Antara Pajak Rokok dan Permenkes No. 53 Tahun 2017

Antara Pajak Rokok dan Permenkes No. 53 Tahun 2017
Ilustrasi
Jum'at, 15 Desember 2017 22:58 WIB
Penulis: Fatih
PEMBANGUNAN kesehatan merupakan upaya yang dilakukan negara untuk memenuhi salah satu hak dasar rakyat yang sangat fundamental yaitu hak atas kesehatan. Pembangunan kesehatan merupakan bagian dari pembangunan nasional sekaligus sebagai investasi pembangunan nasional.

Tujuan pembangunan kesehatan secara nasional adalah untuk meningkatkan kesadaran, kemauan dan kemampuan hidup sehat bagi setiap orang agar terwujud derajat kesehatan masyarakat yang setinggi-tingginya. Namun, tantangan pembangunan kesehatan masyarakat saat ini sangat banyak dan kompleks yakni terjadinya pergeseran/perubahan penyakit yang diderita masyarakat. 

  Jika dahulu masalah kesehatan banyak bersumber dari epidemi penyakit menular, pada masa kini masalah kesehatan banyak bersumber dari penyakit tidak menular (PTM). Data dari Kementerian Kesehatan RI (2011) menyebutkan bahwa kematian prematur pada usia 30 dan 70 akibat PTM di abad ke-21 sebesar 13,8 juta lebih besar dibandingkan dengan penyakit infeksi, perinatal dan nutrisi (4 juta) serta injuries (2,5 juta). 

  Selain berdampak pada kematian usia dini, PTM juga berdampak pada kerugian ekonomi masyarakat dan negara, laporan terbaru dari World Economic Forum (2015) menunjukkan bahwa Indonesia menghadapi potensi kerugian ekonomi sebesar $ 4.47 triliun dari tahun 2012 sampai 2030 yang disebabkan oleh penyakit tidak menular (PTM).  

  Berbagai penelitian masalah kesehatan mengungkapkan bahwa salah satu faktor pemicu tingginya angka PTM di Indonesia seperti penyakit jantung, stroke, kanker, diabetes, ginjal dan penyakit berbahaya lainnya adalah konsumsi tembakau/rokok. 

  Menurut data WHO, Indonesia merupakan negara ketiga dengan jumlah perokok terbesar di dunia setelah Cina dan India. Peningkatan konsumsi rokok berdampak pada makin tingginya beban penyakit akibat rokok dan bertambahnya angka kematian akibat rokok. 

  Tahun 2030 diperkirakan angka kematian perokok di dunia akan mencapai 10 juta jiwa, dan 70 % diantaranya berasal dari negara berkembang. Saat ini 50 % kematian akibat rokok berada di negara berkembang. Bila kecenderungan ini terus berlanjut, sekitar 650 juta orang akan terbunuh oleh rokok, yang setengahnya berusia produktif dan akan kehilangan umur hidup (lost life) sebesar 20 sampai 25 tahun (World Bank).    
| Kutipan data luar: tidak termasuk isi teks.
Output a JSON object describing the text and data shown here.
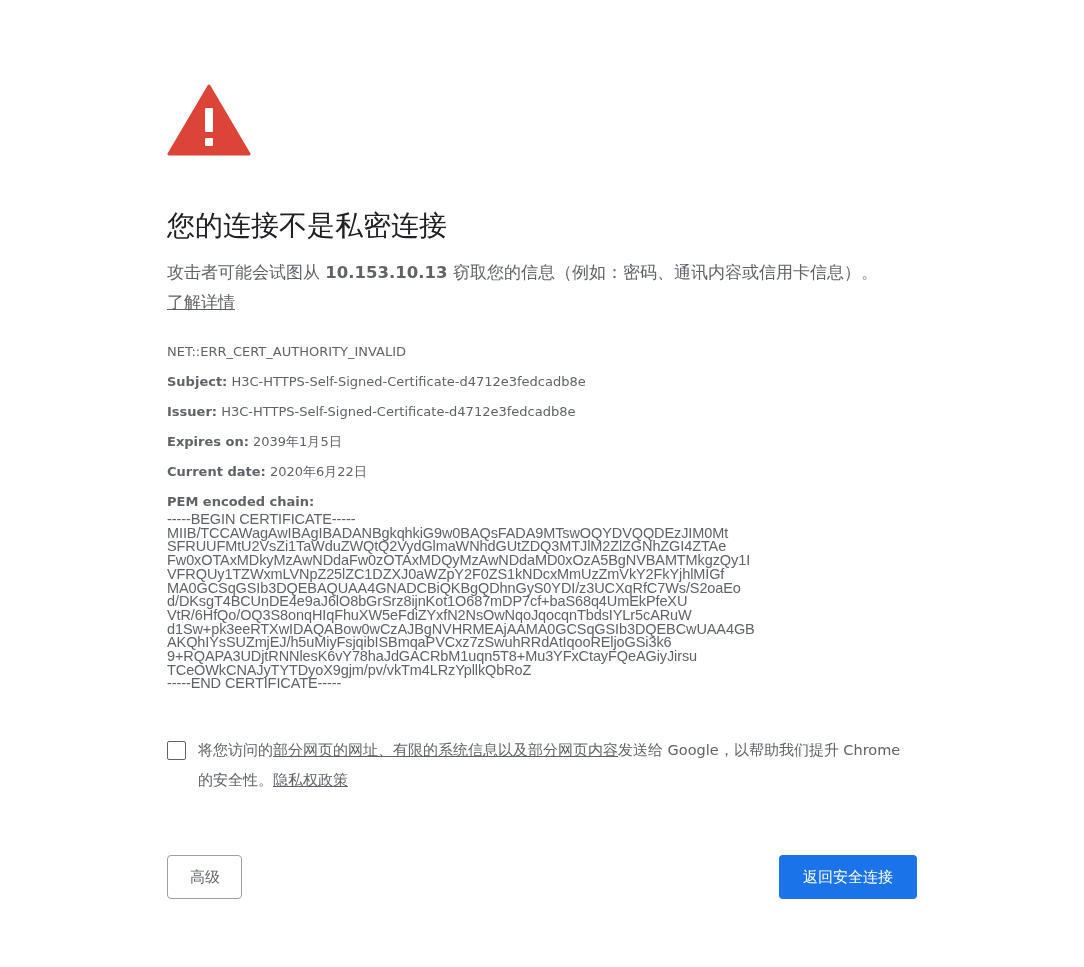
{
  "heading": "您的连接不是私密连接",
  "message": {
    "text": "攻击者可能会试图从 **10.153.10.13** 窃取您的信息（例如：密码、通讯内容或信用卡信息）。",
    "link": "了解详情"
  },
  "error_code": "NET::ERR_CERT_AUTHORITY_INVALID",
  "details": [
    "**Subject:** H3C-HTTPS-Self-Signed-Certificate-d4712e3fedcadb8e",
    "**Issuer:** H3C-HTTPS-Self-Signed-Certificate-d4712e3fedcadb8e",
    "**Expires on:** 2039年1月5日",
    "**Current date:** 2020年6月22日"
  ],
  "pem_label": "PEM encoded chain:",
  "pem_lines": [
    "-----BEGIN CERTIFICATE-----",
    "MIIB/TCCAWagAwIBAgIBADANBgkqhkiG9w0BAQsFADA9MTswOQYDVQQDEzJIM0Mt",
    "SFRUUFMtU2VsZi1TaWduZWQtQ2VydGlmaWNhdGUtZDQ3MTJlM2ZlZGNhZGI4ZTAe",
    "Fw0xOTAxMDkyMzAwNDdaFw0zOTAxMDQyMzAwNDdaMD0xOzA5BgNVBAMTMkgzQy1I",
    "VFRQUy1TZWxmLVNpZ25lZC1DZXJ0aWZpY2F0ZS1kNDcxMmUzZmVkY2FkYjhlMIGf",
    "MA0GCSqGSIb3DQEBAQUAA4GNADCBiQKBgQDhnGyS0YDI/z3UCXqRfC7Ws/S2oaEo",
    "d/DKsgT4BCUnDE4e9aJ6lO8bGrSrz8ijnKot1O687mDP7cf+baS68q4UmEkPfeXU",
    "VtR/6HfQo/OQ3S8onqHIqFhuXW5eFdiZYxfN2NsOwNqoJqocqnTbdsIYLr5cARuW",
    "d1Sw+pk3eeRTXwIDAQABow0wCzAJBgNVHRMEAjAAMA0GCSqGSIb3DQEBCwUAA4GB",
    "AKQhIYsSUZmjEJ/h5uMiyFsjqibISBmqaPVCxz7zSwuhRRdAtIqooREljoGSi3k6",
    "9+RQAPA3UDjtRNNlesK6vY78haJdGACRbM1uqn5T8+Mu3YFxCtayFQeAGiyJirsu",
    "TCeOWkCNAJyTYTDyoX9gjm/pv/vkTm4LRzYpllkQbRoZ",
    "-----END CERTIFICATE-----"
  ],
  "report": {
    "checked": false,
    "before": "将您访问的",
    "link": "部分网页的网址、有限的系统信息以及部分网页内容",
    "after": "发送给 Google，以帮助我们提升 Chrome 的安全性。",
    "privacy_link": "隐私权政策"
  },
  "buttons": {
    "advanced": "高级",
    "back": "返回安全连接"
  }
}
  Oleh karenanya, pemerintah telah mengeluarkan beberapa regulasi yang tujuannya untuk mengendalikan dampak konsumsi tembakau/rokok, diantaranya Peraturan Pemerintah No. 109 Tahun 2012 tentang Pengamanan Bahan yang mengandung Zak Adiktif Berupa Produk Tembakau Bagi Kesehatan, atau Peraturan Menteri Kesehatan RI No. 28 Tahun 2013 tentang Pencantuman Peringatan Kesehatan dan Informasi Kesehatan pada Kemasan Produk Tembakau, dan berbagai kebijakan lainnya. Tembakau/rokok sebagai barang yang harus dikendalikan konsumsinya, maka Pemerintah juga menetapkan pengenaan “Cukai (Pita cukai)" terhadap tembakau/rokok (CHT) berdasarkan UU No. 39 Tahun 2007 tentang Cukai. 

  Selain CHT, pemerintah juga menetapkan berlakunya pajak rokok yang besarnya adalah 10 % dari total penerimaan CHT (UU No. 28 Tahun 2009 tentang Pajak Daerah dan Retribusi Daerah). Ada beberapa perbedaan mendasar antara CHT dan Pajak Rokok, diantaranya adalah terkait penggunaan (earmaking) dan pendistribusian dana, dimana CHT hanya didistribusikan ke 17 provinsi penghasil tembakau, sedangkan Pajak Rokok didistribusikan ke seluruh provinsi yang ada di Indonesia dengan pembagian berdasarkan jumlah penduduk dan azas potensial daerah.